The Art of Knowing When to Escalate
Establishing long-term communication protocol for all team members is vital to maintaining a feel for the pulse of the project and anticipating challenges before they become full blownissues. Some challenges cannot be avoided, such as a major upheaval in supply chain management when sudden events like natural disasters or international social unrest grind project progress to a halt. It is the more mundane situations encountered over the course of a career that will test your effectiveness more intensely than the occasional huge event. Here are a few questions to ask yourself before escalating.
1. Do I have all of the facts?
Escalation in its purest form is a strategic move. Make sure you have all your facts together and have taken the time to consider alternatives before escalating. If the issue personally involves team members, strategize how this escalation will be a learning tool if at all possible.
2. Will this issue come to a complete surprise to superiors?

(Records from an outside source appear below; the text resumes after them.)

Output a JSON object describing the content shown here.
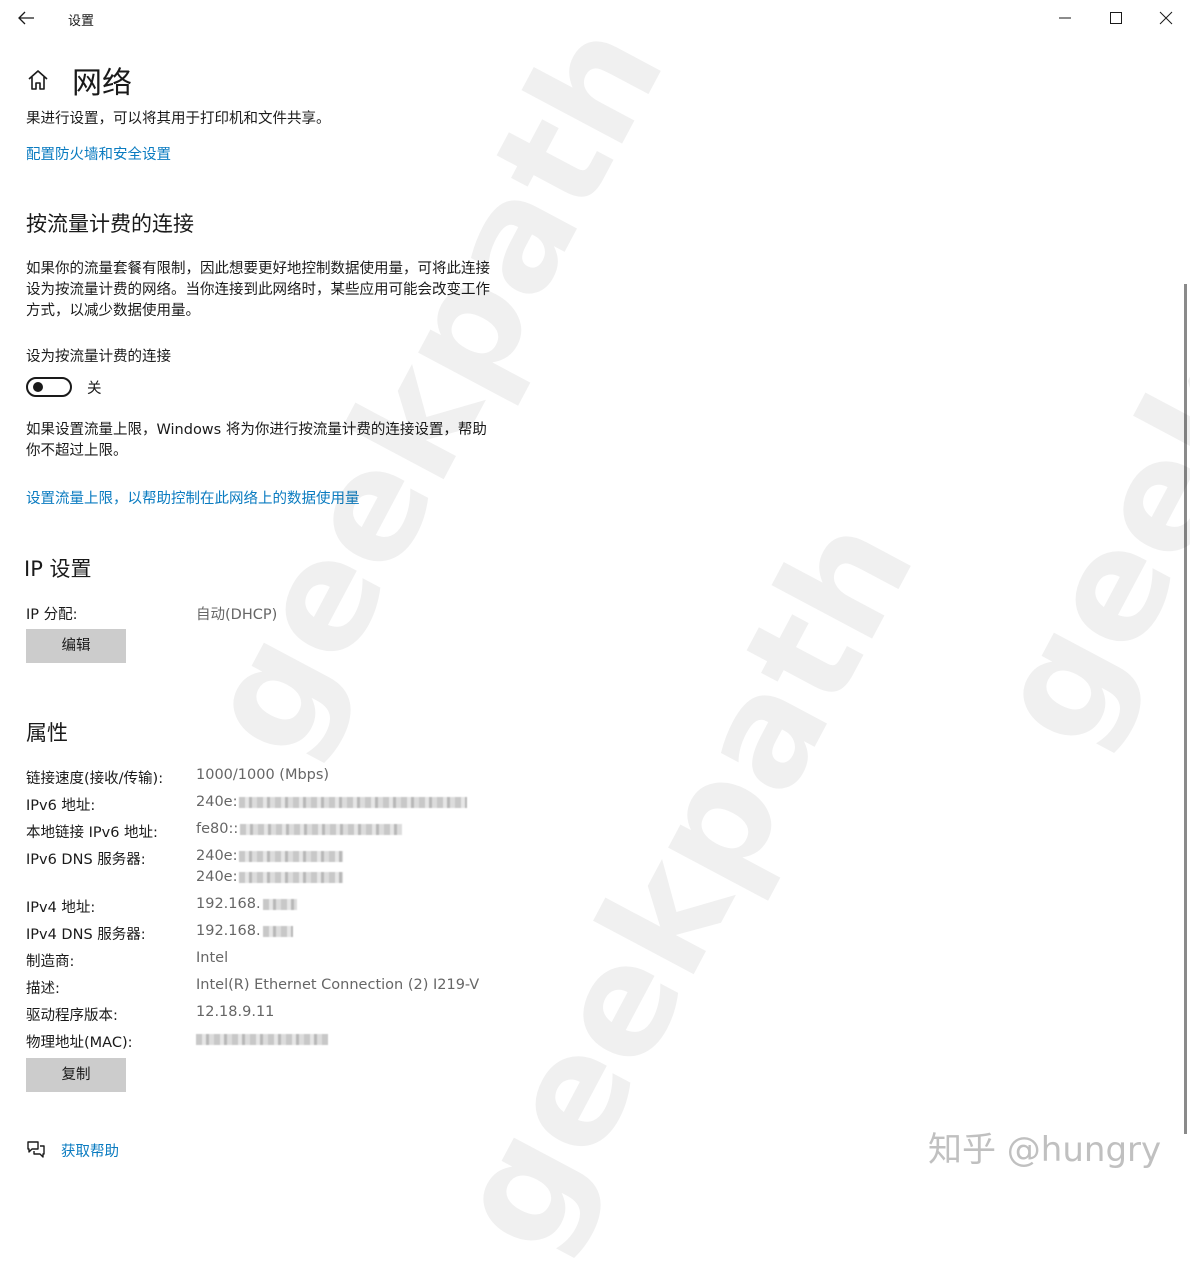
{
  "titlebar": {
    "title": "设置",
    "back_icon": "arrow-left-icon",
    "minimize_icon": "minimize-icon",
    "maximize_icon": "maximize-icon",
    "close_icon": "close-icon"
  },
  "page": {
    "home_icon": "home-icon",
    "title": "网络"
  },
  "firewall": {
    "text": "果进行设置，可以将其用于打印机和文件共享。",
    "link": "配置防火墙和安全设置"
  },
  "metered": {
    "heading": "按流量计费的连接",
    "description_lines": [
      "如果你的流量套餐有限制，因此想要更好地控制数据使用量，可将此连接",
      "设为按流量计费的网络。当你连接到此网络时，某些应用可能会改变工作",
      "方式，以减少数据使用量。"
    ],
    "toggle_label": "设为按流量计费的连接",
    "toggle_state": "关",
    "note_lines": [
      "如果设置流量上限，Windows 将为你进行按流量计费的连接设置，帮助",
      "你不超过上限。"
    ],
    "link": "设置流量上限，以帮助控制在此网络上的数据使用量"
  },
  "ip": {
    "heading": "IP 设置",
    "assign_label": "IP 分配:",
    "assign_value": "自动(DHCP)",
    "edit_button": "编辑"
  },
  "properties": {
    "heading": "属性",
    "rows": [
      {
        "label": "链接速度(接收/传输):",
        "value": "1000/1000 (Mbps)"
      },
      {
        "label": "IPv6 地址:",
        "value": "240e:"
      },
      {
        "label": "本地链接 IPv6 地址:",
        "value": "fe80::"
      },
      {
        "label": "IPv6 DNS 服务器:",
        "value": "240e:",
        "value2": "240e:"
      },
      {
        "label": "IPv4 地址:",
        "value": "192.168."
      },
      {
        "label": "IPv4 DNS 服务器:",
        "value": "192.168."
      },
      {
        "label": "制造商:",
        "value": "Intel"
      },
      {
        "label": "描述:",
        "value": "Intel(R) Ethernet Connection (2) I219-V"
      },
      {
        "label": "驱动程序版本:",
        "value": "12.18.9.11"
      },
      {
        "label": "物理地址(MAC):",
        "value": ""
      }
    ],
    "copy_button": "复制"
  },
  "help": {
    "icon": "chat-help-icon",
    "link": "获取帮助"
  },
  "watermark": {
    "text": "geekpath",
    "credit": "知乎 @hungry"
  }
}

If communication is open and effective throughout a project, then your superiors should have some indication that a challenge is present before the escalation occurs. The soft skills involved in finessing communication techniques over the course of a career become more complex and more important as the stakes grow. Be sure that your communication skills grow with increasing responsibility. Seek professional mentoring or other professional development to keep skills current.
3. What do I want from this process?
Escalation as a management strategy involves a comprehensive understanding of outcome goals and long-term project planning. Escalate too many issues and you may be perceived as the “Boy Who Cried Wolf” which may result in the lack of engagement of superiors when you truly need them. Holding back and waiting too long to escalate an issue can result in the project falling apart. Effective escalation takes skill, knowledge, and experience.
4. Am I prepared?
While seasoned professionals will disagree about when or how to escalate an issue, most will
agree that if you are going to escalate an issue you need to be completely prepared. Accumulate your documentation about what you have done so far to mitigate the situation; prepare a concise report detailing any related financials; have clear ideas about your outcomes. You want to be a partner in the process, so involve your team as necessary and engage your superiors as colleagues. An escalation can be an effective learning tool for teams if strategized properly.
Additional Factors to Consider
Effective escalation requires a certain level of professional maturity that emanates from top project managers. When you are in the presence of great leaders, how they handle conflicts and unexpected issues becomes the glue that builds team cohesion and is noticeable from a distance. Every company has divisions and teams that work smoothly despite issues that arise as projects evolve. Project management is a dynamic field with a strong history of building innovative solutions to business’ toughest challenges. It promotes a collegial environment where collaboration is a key element. Developing effective escalation strategies can help you keep your skills relevant and leverage career growth throughout the longevity of your career.